L’émigration des médecins et autres professionnels de la santé a gravement affecté la capacité du système de santé à fournir des soins de qualité.
La Dre Sonia a raconté un exemple dévastateur dans son hôpital où une patiente diagnostiquée avec un cancer de l’endomètre avait besoin d’une IRM, mais a dû attendre six mois pour en obtenir une ou se retrouver face à une option inabordable dans le secteur privé. Son cas aurait pu être facilement guéri avec une simple intervention chirurgicale. Au lieu de cela, il est devenu inopérable en raison de métastases importantes. Selon les mots du Dr Sonia, il s’agissait « d’un cas tout à fait évitable si l’IRM avait été réalisée à temps ».
Le Dr Mouna, résident en pédiatrie, évoque les conditions de travail dangereuses, expliquant que des agressions de la part des proches d’un patient peuvent avoir lieu et que « vous pouvez être exposé à la violence sans que personne ne vous protège ». Elle a déclaré que les réformes promises sont toujours à la traîne, surtout après l’accord de juin 2025. «Ils ont dit que les changements commenceraient d’ici la fin octobre, mais pour l’instant, rien n’est différent», a-t-elle noté.
Des réformes nécessaires pour retenir les médecins
Faire face à cette crise nécessite une approche globale.
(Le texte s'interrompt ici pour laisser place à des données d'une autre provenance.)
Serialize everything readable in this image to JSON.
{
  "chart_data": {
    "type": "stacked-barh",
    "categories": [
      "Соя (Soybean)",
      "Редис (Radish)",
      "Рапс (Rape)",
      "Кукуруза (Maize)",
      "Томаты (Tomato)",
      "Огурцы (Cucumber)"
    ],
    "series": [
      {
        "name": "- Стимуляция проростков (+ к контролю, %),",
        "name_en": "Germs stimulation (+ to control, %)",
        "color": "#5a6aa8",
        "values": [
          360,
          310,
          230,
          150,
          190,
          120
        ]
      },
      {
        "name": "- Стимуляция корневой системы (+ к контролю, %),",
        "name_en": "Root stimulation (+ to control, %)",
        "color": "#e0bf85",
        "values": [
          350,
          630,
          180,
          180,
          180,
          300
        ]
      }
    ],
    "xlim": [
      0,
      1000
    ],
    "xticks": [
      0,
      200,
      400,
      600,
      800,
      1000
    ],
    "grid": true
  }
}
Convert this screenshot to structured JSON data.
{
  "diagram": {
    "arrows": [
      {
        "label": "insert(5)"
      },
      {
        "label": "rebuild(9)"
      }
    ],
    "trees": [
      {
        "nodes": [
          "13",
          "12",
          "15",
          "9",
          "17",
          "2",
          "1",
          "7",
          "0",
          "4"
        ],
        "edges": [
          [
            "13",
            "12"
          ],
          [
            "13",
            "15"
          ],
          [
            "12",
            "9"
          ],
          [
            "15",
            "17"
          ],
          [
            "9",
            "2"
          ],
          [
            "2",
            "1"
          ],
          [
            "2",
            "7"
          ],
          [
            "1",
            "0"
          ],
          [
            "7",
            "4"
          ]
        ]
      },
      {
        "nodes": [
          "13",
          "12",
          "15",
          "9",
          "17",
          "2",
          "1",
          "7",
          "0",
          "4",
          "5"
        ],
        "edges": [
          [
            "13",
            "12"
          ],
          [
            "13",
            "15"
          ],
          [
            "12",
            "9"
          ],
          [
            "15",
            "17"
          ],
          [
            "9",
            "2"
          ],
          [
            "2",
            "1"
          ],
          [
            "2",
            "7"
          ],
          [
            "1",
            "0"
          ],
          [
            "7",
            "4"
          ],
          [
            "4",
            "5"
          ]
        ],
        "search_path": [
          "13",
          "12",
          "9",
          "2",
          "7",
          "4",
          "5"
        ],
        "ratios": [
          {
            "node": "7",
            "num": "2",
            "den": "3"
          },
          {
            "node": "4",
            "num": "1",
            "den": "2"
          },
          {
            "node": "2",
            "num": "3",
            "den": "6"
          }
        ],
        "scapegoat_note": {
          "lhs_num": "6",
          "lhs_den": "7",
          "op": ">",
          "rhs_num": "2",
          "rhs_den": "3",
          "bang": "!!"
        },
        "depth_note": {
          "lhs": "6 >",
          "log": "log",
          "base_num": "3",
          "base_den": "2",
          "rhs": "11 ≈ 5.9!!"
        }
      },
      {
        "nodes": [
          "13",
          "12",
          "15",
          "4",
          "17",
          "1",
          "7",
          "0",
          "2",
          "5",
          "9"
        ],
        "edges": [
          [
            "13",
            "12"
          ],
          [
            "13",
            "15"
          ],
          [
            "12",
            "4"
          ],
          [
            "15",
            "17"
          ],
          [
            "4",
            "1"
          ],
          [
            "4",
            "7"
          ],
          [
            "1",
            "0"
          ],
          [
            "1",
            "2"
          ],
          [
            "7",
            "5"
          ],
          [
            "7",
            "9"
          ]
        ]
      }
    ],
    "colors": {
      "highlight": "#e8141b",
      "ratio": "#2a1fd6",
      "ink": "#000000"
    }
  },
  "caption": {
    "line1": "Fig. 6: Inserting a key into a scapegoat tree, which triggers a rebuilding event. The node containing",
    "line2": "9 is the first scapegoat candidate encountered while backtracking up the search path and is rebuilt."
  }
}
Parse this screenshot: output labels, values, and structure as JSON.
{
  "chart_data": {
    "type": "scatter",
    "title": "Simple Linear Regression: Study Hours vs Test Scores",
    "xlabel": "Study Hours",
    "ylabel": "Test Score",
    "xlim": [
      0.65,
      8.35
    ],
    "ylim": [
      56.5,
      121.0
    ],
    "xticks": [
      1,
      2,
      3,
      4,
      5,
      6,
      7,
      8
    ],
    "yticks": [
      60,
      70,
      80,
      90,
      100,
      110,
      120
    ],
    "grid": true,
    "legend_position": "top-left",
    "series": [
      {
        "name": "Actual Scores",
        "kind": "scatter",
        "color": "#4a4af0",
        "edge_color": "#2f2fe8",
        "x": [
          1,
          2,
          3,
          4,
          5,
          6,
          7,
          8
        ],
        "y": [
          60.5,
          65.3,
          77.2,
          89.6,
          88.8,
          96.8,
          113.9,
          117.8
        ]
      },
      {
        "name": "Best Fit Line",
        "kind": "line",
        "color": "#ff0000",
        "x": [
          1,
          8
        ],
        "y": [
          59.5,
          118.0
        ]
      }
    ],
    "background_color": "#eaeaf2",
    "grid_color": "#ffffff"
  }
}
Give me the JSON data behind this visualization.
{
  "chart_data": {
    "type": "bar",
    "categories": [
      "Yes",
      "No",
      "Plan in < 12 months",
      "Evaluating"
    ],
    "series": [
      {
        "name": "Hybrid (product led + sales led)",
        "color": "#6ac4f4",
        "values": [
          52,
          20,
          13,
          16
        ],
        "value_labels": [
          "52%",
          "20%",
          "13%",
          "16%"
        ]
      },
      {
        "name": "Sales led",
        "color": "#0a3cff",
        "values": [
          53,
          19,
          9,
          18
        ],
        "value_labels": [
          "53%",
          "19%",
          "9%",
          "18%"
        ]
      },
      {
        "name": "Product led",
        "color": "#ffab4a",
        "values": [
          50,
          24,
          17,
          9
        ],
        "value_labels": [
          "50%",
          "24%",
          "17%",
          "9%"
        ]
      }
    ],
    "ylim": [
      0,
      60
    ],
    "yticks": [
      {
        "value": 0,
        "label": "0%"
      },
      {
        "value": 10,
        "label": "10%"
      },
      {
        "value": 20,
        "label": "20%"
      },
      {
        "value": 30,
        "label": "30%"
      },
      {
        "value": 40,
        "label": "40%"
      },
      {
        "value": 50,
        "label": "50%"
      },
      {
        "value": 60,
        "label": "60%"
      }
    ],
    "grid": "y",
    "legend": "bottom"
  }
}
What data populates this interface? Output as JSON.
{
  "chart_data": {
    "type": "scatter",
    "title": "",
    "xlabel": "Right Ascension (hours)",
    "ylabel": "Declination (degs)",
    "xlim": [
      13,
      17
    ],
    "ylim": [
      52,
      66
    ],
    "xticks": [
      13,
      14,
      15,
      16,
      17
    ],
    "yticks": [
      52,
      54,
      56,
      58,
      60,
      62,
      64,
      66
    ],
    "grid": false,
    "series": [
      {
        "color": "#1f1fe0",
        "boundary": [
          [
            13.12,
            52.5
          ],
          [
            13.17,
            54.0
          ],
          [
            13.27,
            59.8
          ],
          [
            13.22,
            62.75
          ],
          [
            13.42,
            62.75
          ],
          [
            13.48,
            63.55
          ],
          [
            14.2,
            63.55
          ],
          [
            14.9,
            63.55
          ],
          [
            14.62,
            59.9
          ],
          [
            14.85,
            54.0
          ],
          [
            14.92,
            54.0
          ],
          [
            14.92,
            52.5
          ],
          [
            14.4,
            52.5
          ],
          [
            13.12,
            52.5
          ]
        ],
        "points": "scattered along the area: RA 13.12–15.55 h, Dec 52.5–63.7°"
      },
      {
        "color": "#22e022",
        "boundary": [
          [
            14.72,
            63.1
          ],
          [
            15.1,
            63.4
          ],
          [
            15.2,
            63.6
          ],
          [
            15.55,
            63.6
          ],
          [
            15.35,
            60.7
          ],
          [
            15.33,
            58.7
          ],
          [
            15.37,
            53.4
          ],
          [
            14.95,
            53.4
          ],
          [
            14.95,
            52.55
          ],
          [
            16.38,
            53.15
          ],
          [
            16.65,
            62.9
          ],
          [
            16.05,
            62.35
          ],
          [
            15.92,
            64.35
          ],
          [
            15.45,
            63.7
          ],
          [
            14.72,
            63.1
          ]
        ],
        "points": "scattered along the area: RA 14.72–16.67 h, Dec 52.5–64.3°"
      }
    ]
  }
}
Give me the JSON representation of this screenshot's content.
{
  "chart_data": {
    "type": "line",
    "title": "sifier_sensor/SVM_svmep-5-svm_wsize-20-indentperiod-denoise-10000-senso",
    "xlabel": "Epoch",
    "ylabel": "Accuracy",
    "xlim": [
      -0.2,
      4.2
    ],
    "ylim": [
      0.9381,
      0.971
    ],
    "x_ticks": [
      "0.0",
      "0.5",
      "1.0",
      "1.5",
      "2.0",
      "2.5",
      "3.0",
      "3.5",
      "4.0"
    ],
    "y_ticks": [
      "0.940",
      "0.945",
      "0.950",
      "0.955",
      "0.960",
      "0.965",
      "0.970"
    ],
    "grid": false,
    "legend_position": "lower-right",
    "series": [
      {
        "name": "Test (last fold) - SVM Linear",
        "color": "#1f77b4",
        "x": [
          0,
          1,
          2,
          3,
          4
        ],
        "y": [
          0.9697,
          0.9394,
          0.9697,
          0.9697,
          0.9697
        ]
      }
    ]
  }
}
Cela commence par améliorer la sécurité et les infrastructures des hôpitaux publics pour garantir un environnement de travail sain. Parallèlement, la confiance dans le système doit être rétablie grâce à des systèmes de formation transparents et à des critères d’évaluation objectifs. Une autre mesure importante à adopter serait l’amélioration de la rémunération financière des médecins pour qu’ils se sentent plus valorisés. L’année civile obligatoire doit également être restructurée pour devenir une opportunité professionnelle significative pour la carrière des médecins plutôt qu’un fardeau. En mettant en œuvre ces réformes, les médecins tunisiens à l’étranger pourraient se sentir plus incités à revenir, surtout si le gouvernement met en place un système de réadmission fluide.
En fin de compte, le système de santé doit être centré à la fois sur les patients et sur les médecins. Des histoires comme celle de Sonia devraient guider les décisions politiques concernant les chaînes d’approvisionnement, le personnel, les salaires, la gouvernance, la sécurité et bien plus encore. Les jeunes médecins constituent l’épine dorsale du système de santé tunisien et ont clairement exprimé leurs besoins et leurs préoccupations à plusieurs reprises auprès des responsables gouvernementaux. La solution est simple ; ils ont besoin d’être entendus.
Iyed Hamadi est chercheur non-résident au TIMEP et se concentre sur la migration et le déplacement en Tunisie.